Marcel Schelbert est un jeune homme consciencieux. Vendredi, après avoir arraché la médaille de bronze en finale du 400 m haies, il est allé se coucher pour se préparer à disputer les qualifications du relais. Samedi, il s'est endormi après avoir battu un nouveau record de Suisse avec Laurent Clerc, Matthias Rusterholz et Alain Rohr: celui du 4 x 400 m, en 3'02''46, soit 45 centièmes de mieux que le temps établi l'an passé aux championnats d'Europe par le quatuor Clerc-Widmer-Rohr-Rusterholz. Une nouvelle performance de choix, mais qui, étonnamment, n'a fait sauter personne de joie.

«On espérait une place en finale et on termine 5es. De quoi être un peu mitigé, explique le Genevois Laurent Clerc. Dans une autre série, on se serait peut-être qualifié (n.d.l.r.: le Sénégal a effectivement terminé 2e derrière les Etats-Unis en 3'02''53). Mais seuls les deux premiers des trois séries et les deux meilleurs 3es passaient.» Pour arracher une place en finale, il aurait fallu grappiller des centièmes, réussir notamment ce fameux premier passage de témoin qui a ruiné les espoirs du relais suisse. «J'ai voulu prendre tous les risques, avoue Matthias Rusterholz. Je suis parti trop vite, et j'ai dû freiner avant que Laurent (Clerc) me transmette le bâton, pour ne pas sortir des limites.» Le premier wagon (Afrique du Sud, Pologne, Jamaïque, Russie) était passé. Trop tard pour s'y accrocher.
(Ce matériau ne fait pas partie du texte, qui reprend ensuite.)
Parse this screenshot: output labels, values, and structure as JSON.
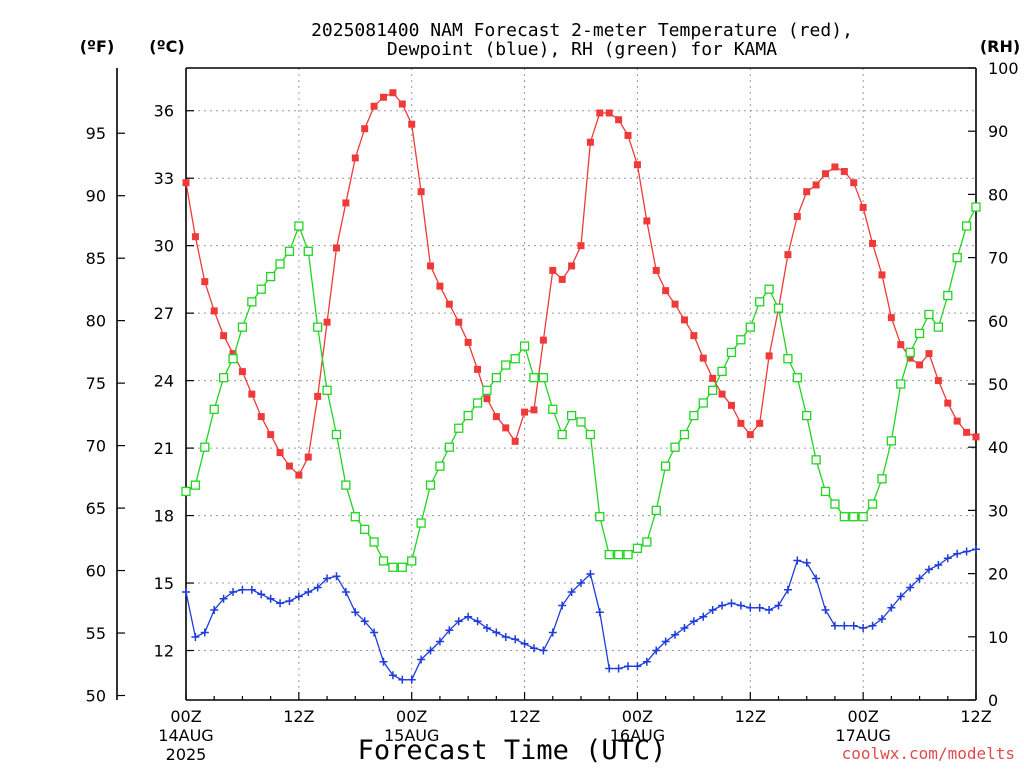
{
  "chart_data": {
    "type": "line",
    "title_line1": "2025081400 NAM Forecast 2-meter Temperature (red),",
    "title_line2": "Dewpoint (blue), RH (green) for KAMA",
    "xlabel": "Forecast Time (UTC)",
    "y_left_outer_label": "(ºF)",
    "y_left_inner_label": "(ºC)",
    "y_right_label": "(RH)",
    "watermark": "coolwx.com/modelts",
    "x_range_hours": [
      0,
      84
    ],
    "x_ticks": [
      {
        "hour": 0,
        "label": "00Z",
        "sub1": "14AUG",
        "sub2": "2025"
      },
      {
        "hour": 12,
        "label": "12Z",
        "sub1": "",
        "sub2": ""
      },
      {
        "hour": 24,
        "label": "00Z",
        "sub1": "15AUG",
        "sub2": ""
      },
      {
        "hour": 36,
        "label": "12Z",
        "sub1": "",
        "sub2": ""
      },
      {
        "hour": 48,
        "label": "00Z",
        "sub1": "16AUG",
        "sub2": ""
      },
      {
        "hour": 60,
        "label": "12Z",
        "sub1": "",
        "sub2": ""
      },
      {
        "hour": 72,
        "label": "00Z",
        "sub1": "17AUG",
        "sub2": ""
      },
      {
        "hour": 84,
        "label": "12Z",
        "sub1": "",
        "sub2": ""
      }
    ],
    "y_celsius_range": [
      9.8,
      37.9
    ],
    "y_celsius_ticks": [
      12,
      15,
      18,
      21,
      24,
      27,
      30,
      33,
      36
    ],
    "y_fahrenheit_ticks": [
      50,
      55,
      60,
      65,
      70,
      75,
      80,
      85,
      90,
      95
    ],
    "y_rh_range": [
      0,
      100
    ],
    "y_rh_ticks": [
      0,
      10,
      20,
      30,
      40,
      50,
      60,
      70,
      80,
      90,
      100
    ],
    "series": [
      {
        "name": "Temperature",
        "unit": "C",
        "axis": "celsius",
        "color": "#ef3a3a",
        "marker": "filled-square",
        "x": [
          0,
          1,
          2,
          3,
          4,
          5,
          6,
          7,
          8,
          9,
          10,
          11,
          12,
          13,
          14,
          15,
          16,
          17,
          18,
          19,
          20,
          21,
          22,
          23,
          24,
          25,
          26,
          27,
          28,
          29,
          30,
          31,
          32,
          33,
          34,
          35,
          36,
          37,
          38,
          39,
          40,
          41,
          42,
          43,
          44,
          45,
          46,
          47,
          48,
          49,
          50,
          51,
          52,
          53,
          54,
          55,
          56,
          57,
          58,
          59,
          60,
          61,
          62,
          63,
          64,
          65,
          66,
          67,
          68,
          69,
          70,
          71,
          72,
          73,
          74,
          75,
          76,
          77,
          78,
          79,
          80,
          81,
          82,
          83,
          84
        ],
        "values": [
          32.8,
          30.4,
          28.4,
          27.1,
          26.0,
          25.2,
          24.4,
          23.4,
          22.4,
          21.6,
          20.8,
          20.2,
          19.8,
          20.6,
          23.3,
          26.6,
          29.9,
          31.9,
          33.9,
          35.2,
          36.2,
          36.6,
          36.8,
          36.3,
          35.4,
          32.4,
          29.1,
          28.2,
          27.4,
          26.6,
          25.7,
          24.5,
          23.2,
          22.4,
          21.9,
          21.3,
          22.6,
          22.7,
          25.8,
          28.9,
          28.5,
          29.1,
          30.0,
          34.6,
          35.9,
          35.9,
          35.6,
          34.9,
          33.6,
          31.1,
          28.9,
          28.0,
          27.4,
          26.7,
          26.0,
          25.0,
          24.1,
          23.4,
          22.9,
          22.1,
          21.6,
          22.1,
          25.1,
          27.2,
          29.6,
          31.3,
          32.4,
          32.7,
          33.2,
          33.5,
          33.3,
          32.8,
          31.7,
          30.1,
          28.7,
          26.8,
          25.6,
          25.0,
          24.7,
          25.2,
          24.0,
          23.0,
          22.2,
          21.7,
          21.5
        ]
      },
      {
        "name": "Dewpoint",
        "unit": "C",
        "axis": "celsius",
        "color": "#1f3ddb",
        "marker": "plus",
        "x": [
          0,
          1,
          2,
          3,
          4,
          5,
          6,
          7,
          8,
          9,
          10,
          11,
          12,
          13,
          14,
          15,
          16,
          17,
          18,
          19,
          20,
          21,
          22,
          23,
          24,
          25,
          26,
          27,
          28,
          29,
          30,
          31,
          32,
          33,
          34,
          35,
          36,
          37,
          38,
          39,
          40,
          41,
          42,
          43,
          44,
          45,
          46,
          47,
          48,
          49,
          50,
          51,
          52,
          53,
          54,
          55,
          56,
          57,
          58,
          59,
          60,
          61,
          62,
          63,
          64,
          65,
          66,
          67,
          68,
          69,
          70,
          71,
          72,
          73,
          74,
          75,
          76,
          77,
          78,
          79,
          80,
          81,
          82,
          83,
          84
        ],
        "values": [
          14.6,
          12.6,
          12.8,
          13.8,
          14.3,
          14.6,
          14.7,
          14.7,
          14.5,
          14.3,
          14.1,
          14.2,
          14.4,
          14.6,
          14.8,
          15.2,
          15.3,
          14.6,
          13.7,
          13.3,
          12.8,
          11.5,
          10.9,
          10.7,
          10.7,
          11.6,
          12.0,
          12.4,
          12.9,
          13.3,
          13.5,
          13.3,
          13.0,
          12.8,
          12.6,
          12.5,
          12.3,
          12.1,
          12.0,
          12.8,
          14.0,
          14.6,
          15.0,
          15.4,
          13.7,
          11.2,
          11.2,
          11.3,
          11.3,
          11.5,
          12.0,
          12.4,
          12.7,
          13.0,
          13.3,
          13.5,
          13.8,
          14.0,
          14.1,
          14.0,
          13.9,
          13.9,
          13.8,
          14.0,
          14.7,
          16.0,
          15.9,
          15.2,
          13.8,
          13.1,
          13.1,
          13.1,
          13.0,
          13.1,
          13.4,
          13.9,
          14.4,
          14.8,
          15.2,
          15.6,
          15.8,
          16.1,
          16.3,
          16.4,
          16.5
        ]
      },
      {
        "name": "RH",
        "unit": "%",
        "axis": "rh",
        "color": "#22d422",
        "marker": "open-square",
        "x": [
          0,
          1,
          2,
          3,
          4,
          5,
          6,
          7,
          8,
          9,
          10,
          11,
          12,
          13,
          14,
          15,
          16,
          17,
          18,
          19,
          20,
          21,
          22,
          23,
          24,
          25,
          26,
          27,
          28,
          29,
          30,
          31,
          32,
          33,
          34,
          35,
          36,
          37,
          38,
          39,
          40,
          41,
          42,
          43,
          44,
          45,
          46,
          47,
          48,
          49,
          50,
          51,
          52,
          53,
          54,
          55,
          56,
          57,
          58,
          59,
          60,
          61,
          62,
          63,
          64,
          65,
          66,
          67,
          68,
          69,
          70,
          71,
          72,
          73,
          74,
          75,
          76,
          77,
          78,
          79,
          80,
          81,
          82,
          83,
          84
        ],
        "values": [
          33,
          34,
          40,
          46,
          51,
          54,
          59,
          63,
          65,
          67,
          69,
          71,
          75,
          71,
          59,
          49,
          42,
          34,
          29,
          27,
          25,
          22,
          21,
          21,
          22,
          28,
          34,
          37,
          40,
          43,
          45,
          47,
          49,
          51,
          53,
          54,
          56,
          51,
          51,
          46,
          42,
          45,
          44,
          42,
          29,
          23,
          23,
          23,
          24,
          25,
          30,
          37,
          40,
          42,
          45,
          47,
          49,
          52,
          55,
          57,
          59,
          63,
          65,
          62,
          54,
          51,
          45,
          38,
          33,
          31,
          29,
          29,
          29,
          31,
          35,
          41,
          50,
          55,
          58,
          61,
          59,
          64,
          70,
          75,
          78
        ]
      }
    ]
  }
}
Marcel Schelbert, lui, prend tout ce qui lui arrive avec un détachement impressionnant. Samedi, quand il a appris au réveil que le Brésil avait déposé un protêt contre lui et que celui-ci avait été repoussé à minuit et demi, il a juste dit: «Tant mieux. Il avait de toute manière peu de chances d'aboutir.» A 23 ans, le dernier relayeur suisse a une attitude de vieux briscard. Les succès, il y est habitué, depuis ses médailles d'argent aux championnats d'Europe juniors en 1995 et moins de 23 ans en 1997. Il demeure modeste, espère seulement pouvoir tirer profit de sa médaille andalouse pour financer ses études d'économie à l'Université de Zurich, qu'il devrait terminer dans deux ans. Son entraîneur, Andreas Hediger, se réjouit déjà de la saison prochaine: «On va essayer d'augmenter les charges d'entraînement. Marcel a un gros potentiel. Je suis persuadé qu'il peut encore s'améliorer.»

F. D.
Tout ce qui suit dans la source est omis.